I'm trying to use data from the following series: GSE204761. I'm a bit confused at the formatting for scATAC-Seq data. This my first time working with scATAC-Seq data.
I realize that after sequencing, BCL files are produced. Then these files must be demultiplexed. When I download the fastq files from SRA, specifically: GSM6190720 - GSM6190725, they download as paired fastq files. However to demultiplex the data, don't they need to be in BCL format to use cellranger? I know I'm doing something wrong because I can't imagine why they would upload unusable data.
I'm also confused at the difference between P1.10.18.rep1.mm10
and Pool.P1.rep1.mm10
. I don't know if this is unique to the paper, but I thought I'd ask because they don't clarify what the difference is anywhere that I could find.

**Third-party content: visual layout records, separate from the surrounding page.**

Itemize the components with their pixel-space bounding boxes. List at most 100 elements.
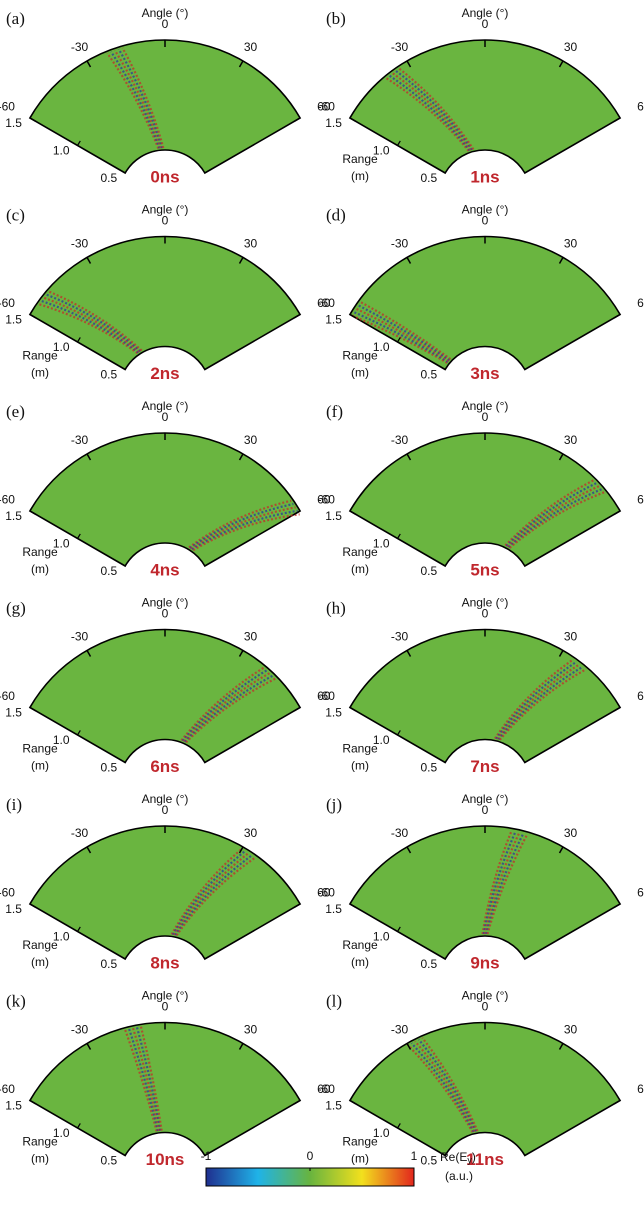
panel-label: (l) — [326, 991, 342, 1010]
r-tick-label: 0.5 — [100, 1154, 117, 1168]
theta-tick-label: 60 — [637, 1082, 644, 1096]
colorbar-tick-label: -1 — [201, 1149, 212, 1163]
theta-tick-label: 0 — [482, 803, 489, 817]
r-axis-title: Range — [22, 545, 58, 559]
r-tick-label: 1.5 — [5, 116, 22, 130]
time-label: 7ns — [470, 757, 499, 776]
r-tick-label: 0.5 — [100, 171, 117, 185]
theta-tick-label: 30 — [564, 630, 578, 644]
r-axis-unit: (m) — [31, 1152, 49, 1166]
figure: (a)Angle (°)-60-30030600.51.01.50ns(b)An… — [0, 0, 644, 1232]
panel-label: (c) — [6, 205, 25, 224]
fan — [350, 1023, 620, 1156]
theta-tick-label: -60 — [318, 100, 336, 114]
fan — [350, 826, 620, 959]
theta-tick-label: 60 — [637, 296, 644, 310]
r-tick-label: 1.5 — [5, 1099, 22, 1113]
panel: (h)Angle (°)-60-30030600.51.01.5Range(m)… — [318, 596, 644, 776]
theta-tick-label: 30 — [564, 237, 578, 251]
theta-tick-label: -60 — [318, 296, 336, 310]
theta-tick-label: 0 — [162, 214, 169, 228]
theta-tick-label: 30 — [244, 237, 258, 251]
time-label: 1ns — [470, 167, 499, 186]
theta-tick-label: -60 — [318, 1082, 336, 1096]
time-label: 2ns — [150, 364, 179, 383]
theta-tick-label: -30 — [391, 630, 409, 644]
r-axis-title: Range — [342, 349, 378, 363]
r-tick-label: 0.5 — [100, 761, 117, 775]
theta-tick-label: 0 — [482, 410, 489, 424]
r-axis-unit: (m) — [31, 955, 49, 969]
r-tick-label: 0.5 — [420, 957, 437, 971]
theta-tick-label: 60 — [637, 886, 644, 900]
r-tick-label: 0.5 — [420, 171, 437, 185]
theta-tick-label: -30 — [391, 1023, 409, 1037]
panel-label: (g) — [6, 598, 26, 617]
panel-label: (a) — [6, 9, 25, 28]
colorbar-label-part: ) — [472, 1150, 476, 1164]
panel: (j)Angle (°)-60-30030600.51.01.5Range(m)… — [318, 792, 644, 972]
r-tick-label: 1.5 — [325, 116, 342, 130]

The processed data is provided in the series, however, I'm having trouble with the use of genome region instead of gene name, so I thought I'd learn how to process the data from the beginning. Thanks!
Edit: I should add that the reason I'm asking is because I tried using cellranger-atac count
with the downloaded fastq files, but I got the following error:
Log message:
Unable to read barcode sequence for read ID SRR19391837.1 1 length=43: there was no I2 read FASTQ and we were unable to read a 16-base barcode from the FASTQ header. Make sure that the flow cell was demultiplexed correctly.
Perhaps, this error and my question is related, but I don't know.